Fortunately for us, Charles concentrated on the guitar and left the school band to his brother Edward, and his decision was a major part of his luck. For although it is seldom recognized, there is a conflict between what the Negro American musician feels in the community around him and the given (or classical) techniques of his instrument. He feels a tension between his desire to master the classical style of playing and his compulsion to express those sounds which form a musical definition of Negro American experience. In early jazz these sounds found their fullest expression in the timbre of the blues voice, and the use of mutes, water glasses and derbies on the bells of their horns arose out of an attempt to imitate this sound. Among the younger musicians of the thirties, especially those who contributed to the growth of bop, this desire to master the classical technique was linked with the struggle for recognition in the larger society, and with a desire to throw off those nonmusical features which came into jazz from the minstrel tradition. Actually, it was for this reason that Louis Armstrong (who is not only a great performing artist but a clown in the Elizabethan sense of the word) became their scapegoat. What was not always understood was that there were actually two separate bodies of instrumental techniques: the one classic and widely recognized and “correct”; and the other eclectic, partly unconscious, and “jazzy.” And it was the tension between these two bodies of technique which led to many of the technical discoveries of jazz. Further, we are now aware of the existence of a fully developed and endlessly flexible technique of jazz expression, which has become quite independent of the social environment in which it developed if not of its spirit.

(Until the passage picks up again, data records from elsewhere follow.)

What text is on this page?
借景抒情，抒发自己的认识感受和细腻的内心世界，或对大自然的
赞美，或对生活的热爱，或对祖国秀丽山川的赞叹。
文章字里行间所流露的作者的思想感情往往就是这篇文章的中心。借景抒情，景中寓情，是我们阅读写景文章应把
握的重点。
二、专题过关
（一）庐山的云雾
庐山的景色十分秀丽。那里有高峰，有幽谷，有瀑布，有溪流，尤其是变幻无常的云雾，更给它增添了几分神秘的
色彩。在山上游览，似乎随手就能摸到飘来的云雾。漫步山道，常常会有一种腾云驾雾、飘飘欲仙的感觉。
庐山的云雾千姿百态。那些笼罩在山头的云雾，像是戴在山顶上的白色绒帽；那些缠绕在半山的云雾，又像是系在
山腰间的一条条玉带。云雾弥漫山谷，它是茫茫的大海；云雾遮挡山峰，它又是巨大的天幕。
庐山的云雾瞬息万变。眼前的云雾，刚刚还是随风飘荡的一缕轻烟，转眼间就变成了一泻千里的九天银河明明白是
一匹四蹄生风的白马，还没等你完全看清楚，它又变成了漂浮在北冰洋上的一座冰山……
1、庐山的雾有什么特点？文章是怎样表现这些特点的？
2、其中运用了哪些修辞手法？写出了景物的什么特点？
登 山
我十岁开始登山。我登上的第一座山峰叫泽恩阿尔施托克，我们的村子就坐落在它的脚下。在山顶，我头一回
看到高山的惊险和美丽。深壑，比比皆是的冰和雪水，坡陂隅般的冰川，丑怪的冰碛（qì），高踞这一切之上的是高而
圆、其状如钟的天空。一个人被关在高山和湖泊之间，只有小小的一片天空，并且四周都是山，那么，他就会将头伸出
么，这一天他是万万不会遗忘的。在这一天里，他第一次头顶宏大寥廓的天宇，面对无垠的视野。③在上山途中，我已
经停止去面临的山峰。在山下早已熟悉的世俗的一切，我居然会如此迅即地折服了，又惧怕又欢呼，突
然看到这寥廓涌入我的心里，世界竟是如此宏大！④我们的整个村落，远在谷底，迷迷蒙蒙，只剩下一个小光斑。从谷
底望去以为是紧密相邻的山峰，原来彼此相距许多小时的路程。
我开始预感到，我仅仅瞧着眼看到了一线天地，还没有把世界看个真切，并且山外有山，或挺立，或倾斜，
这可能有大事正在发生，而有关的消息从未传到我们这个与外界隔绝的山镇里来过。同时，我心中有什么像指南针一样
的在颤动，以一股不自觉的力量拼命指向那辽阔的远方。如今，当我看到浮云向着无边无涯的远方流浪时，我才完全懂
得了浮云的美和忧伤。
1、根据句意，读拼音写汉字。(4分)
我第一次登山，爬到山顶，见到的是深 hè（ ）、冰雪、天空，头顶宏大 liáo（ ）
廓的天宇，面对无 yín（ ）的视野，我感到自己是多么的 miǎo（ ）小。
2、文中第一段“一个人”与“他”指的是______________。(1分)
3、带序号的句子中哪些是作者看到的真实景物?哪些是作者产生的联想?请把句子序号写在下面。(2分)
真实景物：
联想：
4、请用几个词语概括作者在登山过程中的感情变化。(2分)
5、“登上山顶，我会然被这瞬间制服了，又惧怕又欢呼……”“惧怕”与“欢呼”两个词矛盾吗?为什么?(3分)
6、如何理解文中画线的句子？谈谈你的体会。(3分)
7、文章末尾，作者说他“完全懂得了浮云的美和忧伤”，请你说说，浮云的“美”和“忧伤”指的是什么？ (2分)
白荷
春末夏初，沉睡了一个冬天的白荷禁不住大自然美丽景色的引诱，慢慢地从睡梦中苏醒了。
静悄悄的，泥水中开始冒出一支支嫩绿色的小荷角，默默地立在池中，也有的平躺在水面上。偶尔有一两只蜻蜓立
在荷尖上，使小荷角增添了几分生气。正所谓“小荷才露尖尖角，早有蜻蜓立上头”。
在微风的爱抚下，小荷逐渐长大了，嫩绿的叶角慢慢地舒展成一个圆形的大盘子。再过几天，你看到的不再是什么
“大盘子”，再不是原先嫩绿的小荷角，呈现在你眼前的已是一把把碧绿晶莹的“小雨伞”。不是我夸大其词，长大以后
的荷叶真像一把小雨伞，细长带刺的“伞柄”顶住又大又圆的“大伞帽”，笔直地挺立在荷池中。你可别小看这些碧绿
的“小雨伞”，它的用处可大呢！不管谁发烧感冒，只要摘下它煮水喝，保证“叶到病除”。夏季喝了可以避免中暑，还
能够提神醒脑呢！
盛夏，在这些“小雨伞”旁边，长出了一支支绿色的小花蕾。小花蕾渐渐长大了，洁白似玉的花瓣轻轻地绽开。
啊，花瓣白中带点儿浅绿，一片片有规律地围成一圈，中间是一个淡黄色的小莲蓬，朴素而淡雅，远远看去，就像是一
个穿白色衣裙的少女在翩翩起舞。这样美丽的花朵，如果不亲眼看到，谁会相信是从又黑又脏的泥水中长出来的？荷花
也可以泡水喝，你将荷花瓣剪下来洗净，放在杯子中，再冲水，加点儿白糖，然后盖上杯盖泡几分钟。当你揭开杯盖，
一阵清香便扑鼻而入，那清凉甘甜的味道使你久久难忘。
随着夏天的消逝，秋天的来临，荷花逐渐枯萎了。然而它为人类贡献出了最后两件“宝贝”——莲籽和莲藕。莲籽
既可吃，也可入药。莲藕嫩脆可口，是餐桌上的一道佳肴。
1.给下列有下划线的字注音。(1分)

Interestingly enough, the guitar (long regarded as a traditional instrument of Southern Negroes) was subjected to little of this conflict between techniques and ways of experiencing the world. Its role in the jazz orchestra was important but unobtrusive, and before Christian little had been done to explore its full potentialities for jazz. Thus Christian was able to experiment with the least influence from either traditional or contemporary sources. Starting long before he was aware of his mission—as would seem to be the way with important innovators in the arts—he taught himself to voice the guitar as a solo instrument, a development made possible through the perfecting of the electronically amplified instrument—and the rest is history.
With Christian the guitar found its jazz voice. With his entry into the jazz circles his musical intelligence was able to exert its influence upon his peers and to affect the course of the future development of jazz. This album of his work—so irresistible and danceable in its swing, so intellectually stimulating in its ideas—is important not only for its contribution to our knowledge of the evolution of contemporary jazz style; it also offers one of the best arguments for bringing more serious critical intelligence to this branch of our national culture.
—From Saturday Review, May 17, 1958.